28. Orantılılık ilkesi gereği kişilerin mülkiyet hakkının sınırlandırılması hâlinde elde edilmek istenen kamu yararı ile bireyin hakları arasında adil bir dengenin kurulması gerekmektedir. Bu adil denge, başvurucunun şahsi olarak aşırı bir yüke katlandığının tespit edilmesi durumunda bozulmuş olacaktır. Müdahalenin orantılılığını değerlendirirken Anayasa Mahkemesi; bir taraftan ulaşılmak istenen meşru amacın önemini, diğer taraftan da müdahalenin niteliğini, başvurucunun ve kamu otoritelerinin davranışlarını gözönünde bulundurarak başvurucuya yüklenen külfeti dikkate alacaktır (Arif Güven, B. No: 2014/13966, 15/2/2017, §§ 58, 60; Osman Ukav, B. No: 2014/12501, 6/7/2017, § 71).

29. Anayasa Mahkemesi Hüseyin Ünal başvurusunda ölçülülük yönünden yapılan değerlendirmede uygulama imar planının onaylanmasından itibaren beş yıldan fazla süre geçmesine rağmen imar planında kamu hizmetine ayrılan taşınmazın kamulaştırılmaması ve herhangi bir tazminat da ödenmemesinin başvurucuya şahsi olarak aşırı bir külfet yüklediği kanaatine ulaşmıştır.
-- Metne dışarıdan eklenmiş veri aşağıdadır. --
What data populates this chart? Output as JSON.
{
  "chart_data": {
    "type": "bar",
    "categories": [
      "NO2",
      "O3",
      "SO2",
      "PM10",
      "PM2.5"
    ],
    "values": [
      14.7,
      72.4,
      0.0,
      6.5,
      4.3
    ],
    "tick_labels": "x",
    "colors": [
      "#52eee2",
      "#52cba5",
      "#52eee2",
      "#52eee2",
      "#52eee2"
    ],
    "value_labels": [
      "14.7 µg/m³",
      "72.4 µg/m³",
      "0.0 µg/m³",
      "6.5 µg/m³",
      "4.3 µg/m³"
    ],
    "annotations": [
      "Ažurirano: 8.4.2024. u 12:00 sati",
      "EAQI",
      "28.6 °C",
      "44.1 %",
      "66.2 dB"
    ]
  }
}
Bu sebeple başvurucunun mülkiyet hakkının korunması ile kamunun yararı arasında olması gereken adil dengenin başvurucu aleyhine bozulduğu ve müdahalenin ölçülü olmadığı kabul edilmiştir (Hüseyin Ünal, §§ 51-62).

30. Somut olay ise çeşitli yönleriyle anılan başvurudan farklılaşmaktadır. Şöyle ki söz konusu başvuruda uygulama imar planında kamu hizmetine ayrıldığı hâlde taşınmazın uzun süre kamulaştırılmamasından şikâyet edilmiştir. Bu başvuruda ise başvurucunun böyle bir şikâyeti mevcut olmayıp başvurucu esas itibarıyla bizatihi taşınmazın imar planında kamu hizmetine ayrılması işleminden yakınmaktadır.
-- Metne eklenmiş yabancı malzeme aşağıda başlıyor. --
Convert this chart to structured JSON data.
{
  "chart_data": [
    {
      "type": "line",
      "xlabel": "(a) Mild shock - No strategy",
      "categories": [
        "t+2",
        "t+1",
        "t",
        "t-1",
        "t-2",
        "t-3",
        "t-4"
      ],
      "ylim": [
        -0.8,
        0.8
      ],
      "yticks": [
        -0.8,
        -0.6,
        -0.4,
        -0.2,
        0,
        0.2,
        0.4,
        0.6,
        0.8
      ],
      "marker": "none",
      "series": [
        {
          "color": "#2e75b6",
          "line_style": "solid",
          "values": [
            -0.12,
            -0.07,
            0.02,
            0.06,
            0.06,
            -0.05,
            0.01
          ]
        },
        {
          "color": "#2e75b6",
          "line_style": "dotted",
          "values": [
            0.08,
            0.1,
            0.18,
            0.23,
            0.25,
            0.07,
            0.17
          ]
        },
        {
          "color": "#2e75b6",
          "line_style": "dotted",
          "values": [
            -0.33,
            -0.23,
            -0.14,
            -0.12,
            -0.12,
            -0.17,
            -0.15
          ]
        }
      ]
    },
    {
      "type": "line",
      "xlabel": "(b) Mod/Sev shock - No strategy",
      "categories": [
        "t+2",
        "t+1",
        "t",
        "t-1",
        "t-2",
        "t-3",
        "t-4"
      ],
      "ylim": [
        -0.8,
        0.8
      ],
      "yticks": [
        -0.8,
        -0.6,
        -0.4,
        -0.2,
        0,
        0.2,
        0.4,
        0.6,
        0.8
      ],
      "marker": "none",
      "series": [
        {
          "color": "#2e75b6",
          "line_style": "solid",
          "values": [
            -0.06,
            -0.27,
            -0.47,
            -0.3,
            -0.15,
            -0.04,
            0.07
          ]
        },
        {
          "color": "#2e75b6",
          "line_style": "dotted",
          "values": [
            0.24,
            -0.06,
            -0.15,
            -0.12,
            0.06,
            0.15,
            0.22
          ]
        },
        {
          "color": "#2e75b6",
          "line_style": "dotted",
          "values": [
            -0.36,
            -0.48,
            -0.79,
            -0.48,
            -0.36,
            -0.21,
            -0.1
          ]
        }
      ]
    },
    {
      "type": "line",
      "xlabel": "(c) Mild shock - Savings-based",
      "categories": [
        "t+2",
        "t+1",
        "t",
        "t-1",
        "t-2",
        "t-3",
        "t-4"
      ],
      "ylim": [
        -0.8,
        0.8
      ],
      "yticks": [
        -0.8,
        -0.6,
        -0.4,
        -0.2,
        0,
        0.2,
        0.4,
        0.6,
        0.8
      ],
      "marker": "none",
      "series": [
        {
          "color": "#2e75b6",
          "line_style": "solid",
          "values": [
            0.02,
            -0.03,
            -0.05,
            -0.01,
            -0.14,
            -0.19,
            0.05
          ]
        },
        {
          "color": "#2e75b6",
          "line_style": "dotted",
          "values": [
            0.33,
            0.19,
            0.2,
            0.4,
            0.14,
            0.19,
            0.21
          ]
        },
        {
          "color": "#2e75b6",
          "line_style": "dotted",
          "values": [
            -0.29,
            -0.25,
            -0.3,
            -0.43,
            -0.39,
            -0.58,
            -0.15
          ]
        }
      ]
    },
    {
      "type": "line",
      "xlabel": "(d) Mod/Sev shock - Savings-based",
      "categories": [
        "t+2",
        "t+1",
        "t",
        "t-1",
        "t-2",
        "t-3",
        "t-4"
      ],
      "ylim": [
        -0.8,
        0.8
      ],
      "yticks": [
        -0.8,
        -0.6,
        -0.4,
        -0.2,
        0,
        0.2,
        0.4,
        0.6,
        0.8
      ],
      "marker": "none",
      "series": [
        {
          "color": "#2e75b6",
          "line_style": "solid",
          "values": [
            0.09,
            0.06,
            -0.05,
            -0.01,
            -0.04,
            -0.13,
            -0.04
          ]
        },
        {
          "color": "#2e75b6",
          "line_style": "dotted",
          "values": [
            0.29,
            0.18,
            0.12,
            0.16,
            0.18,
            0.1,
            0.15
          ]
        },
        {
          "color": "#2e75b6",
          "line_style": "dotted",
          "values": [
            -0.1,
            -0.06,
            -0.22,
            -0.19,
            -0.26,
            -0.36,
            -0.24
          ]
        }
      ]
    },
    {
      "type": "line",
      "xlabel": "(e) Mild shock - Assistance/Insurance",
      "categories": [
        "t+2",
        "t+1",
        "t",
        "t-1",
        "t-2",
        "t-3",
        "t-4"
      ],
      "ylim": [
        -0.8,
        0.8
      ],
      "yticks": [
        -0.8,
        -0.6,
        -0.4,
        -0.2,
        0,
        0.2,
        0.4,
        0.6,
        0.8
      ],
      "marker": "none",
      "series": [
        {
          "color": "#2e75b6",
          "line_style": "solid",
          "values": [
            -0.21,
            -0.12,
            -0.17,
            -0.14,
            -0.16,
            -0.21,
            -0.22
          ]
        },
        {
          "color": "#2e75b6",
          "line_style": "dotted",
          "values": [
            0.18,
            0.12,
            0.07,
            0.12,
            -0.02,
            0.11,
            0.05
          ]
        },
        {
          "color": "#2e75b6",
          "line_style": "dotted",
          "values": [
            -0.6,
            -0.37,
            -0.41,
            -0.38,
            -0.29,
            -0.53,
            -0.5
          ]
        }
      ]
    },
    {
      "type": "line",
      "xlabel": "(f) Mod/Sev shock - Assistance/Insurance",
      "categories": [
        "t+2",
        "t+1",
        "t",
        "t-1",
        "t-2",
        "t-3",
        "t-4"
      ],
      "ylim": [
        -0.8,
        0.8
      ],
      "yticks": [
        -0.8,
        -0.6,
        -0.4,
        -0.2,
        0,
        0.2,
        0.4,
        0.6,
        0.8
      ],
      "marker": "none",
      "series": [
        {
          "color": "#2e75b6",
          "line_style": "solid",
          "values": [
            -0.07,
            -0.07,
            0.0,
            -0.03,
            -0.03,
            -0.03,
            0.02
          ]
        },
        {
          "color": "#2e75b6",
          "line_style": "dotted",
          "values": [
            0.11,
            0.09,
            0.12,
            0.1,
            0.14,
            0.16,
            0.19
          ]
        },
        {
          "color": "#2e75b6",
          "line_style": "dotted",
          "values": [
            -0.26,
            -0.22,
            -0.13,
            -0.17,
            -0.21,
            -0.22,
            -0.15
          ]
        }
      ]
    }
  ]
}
31. Ancak kamu makamlarının özellikle büyük şehirlerin gelişmeleri gibi karmaşık ve zor bir alanda kendi imar politikalarını uygulamak için geniş bir takdir alanı kullanmaları doğaldır (benzer yönde bkz. AYM, E.2012/100, K.2013/84, 4/7/2013). Öte yandan imar planlarının hukuk kurallarına uygun olup olmadığının değerlendirilmesi, bu alanda uzmanlaşmış derece mahkemelerinin görevidir. Anayasa Mahkemesinin bireysel başvuru kapsamında delillerin değerlendirilmesi veya hukuk kurallarının yorumlanması ile ilgili görevi ise yalnızca açık keyfîlik veya bariz takdir hatası içeren kararlar ile sınırlıdır. Bu çerçevede bakıldığında derece mahkemelerince uyuşmazlık konusu taşınmazların üst ölçekli planda da park ve dinlenme alanları olarak belirlendiğini gerekçe gösterdikleri (bkz. § 11) dikkate alındığında bu kararların açıkça keyfî olduğu veya bariz bir takdir hatası içerdiği söylenemez. Bunun yanında başvurucuya söz konusu yargısal süreçte mülkiyet hakkının gerektirdiği yeterli usule ilişkin güvencelerin de sağlanmış olduğu görülmektedir.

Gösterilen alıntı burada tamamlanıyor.